Exercise 12.7

Flow Collateral Constraints and Multiple Equilibria in a Calibrated Economy

⬅ Return

Problem

Consider a calibrated version of the economy studied in Section 12.4 Specifically, following the calibration presented in Section 12.5, assume that the time unit is one quarter. Assume also that borrowing cannot exceed 30 percent of annual output, that is, set \(\kappa^T=\kappa^N=0.3\times 4\). In addition, set \(y^T=y^N=1\), \(\sigma=1/\xi=2\), \(a=0.26\), \(r=0.0316\), and \(\beta=1/(1+r)\).

  1. Compute the natural debt limit, denoted \(\bar{d}\).

  2. Compute the debt level \(\tilde{d}\), defined as the largest value of debt that can be supported as a steady-state equilibrium.

  3. Compute the range of initial debt levels, \(d_0<\tilde{d}\), for which a second equilibrium exists with a self-fulfilling financial crisis in period 0 of the type studied in Section 12.4. Let \(\underline{d}_0\) denote the lower bound of this range.

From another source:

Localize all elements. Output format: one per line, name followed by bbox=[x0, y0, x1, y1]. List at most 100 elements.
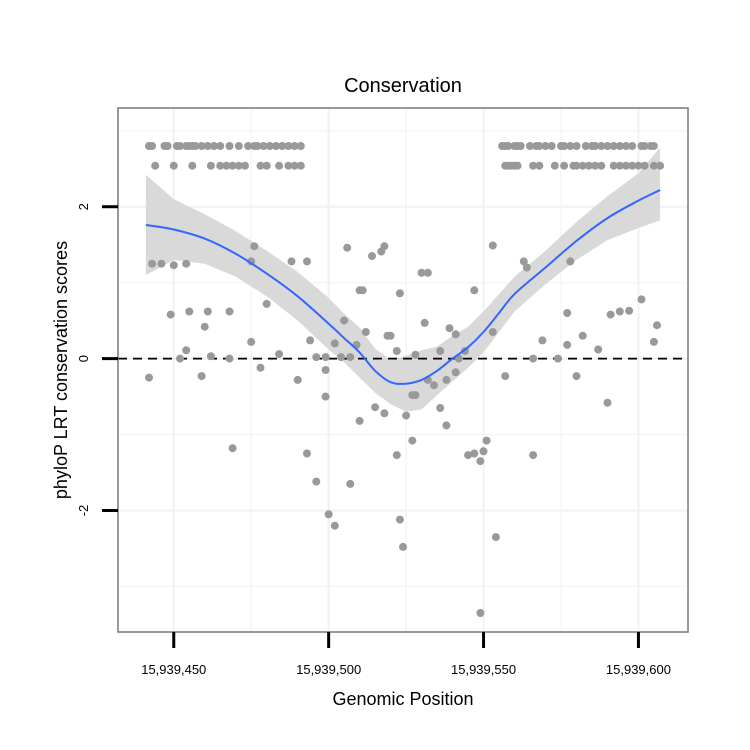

  4. Calculate the value of \(d_1\) associated with \(\underline{d}_0\) in a self-fulfilling financial crisis. How much deleveraging does this imply (i.e., report \((d_1/\underline{d}_0-1)\times 100\))? What is the implied contraction in private consumption of tradables?

  5. Characterize the range of values of \(d_0\) larger than \(\underline{d}_0\) and smaller than \(\tilde{d}\) for which there are two equilibria with self-fulfilling financial crises in period 0 of the type studied in Section 12.4. Denote the upper bound of this range by \(\hat{d}_0\). Solve analytically for \(\hat{d}_0\) in terms of the structural parameters of the model, taking into account that \(\sigma=1/\xi\) and that \(\beta (1+r)=1\).

Answer

The natural debt limit is \((1+r)/r y^T = 32.6\). \(\tilde{d} = 3.85\). The smallest d0 is 2.0877.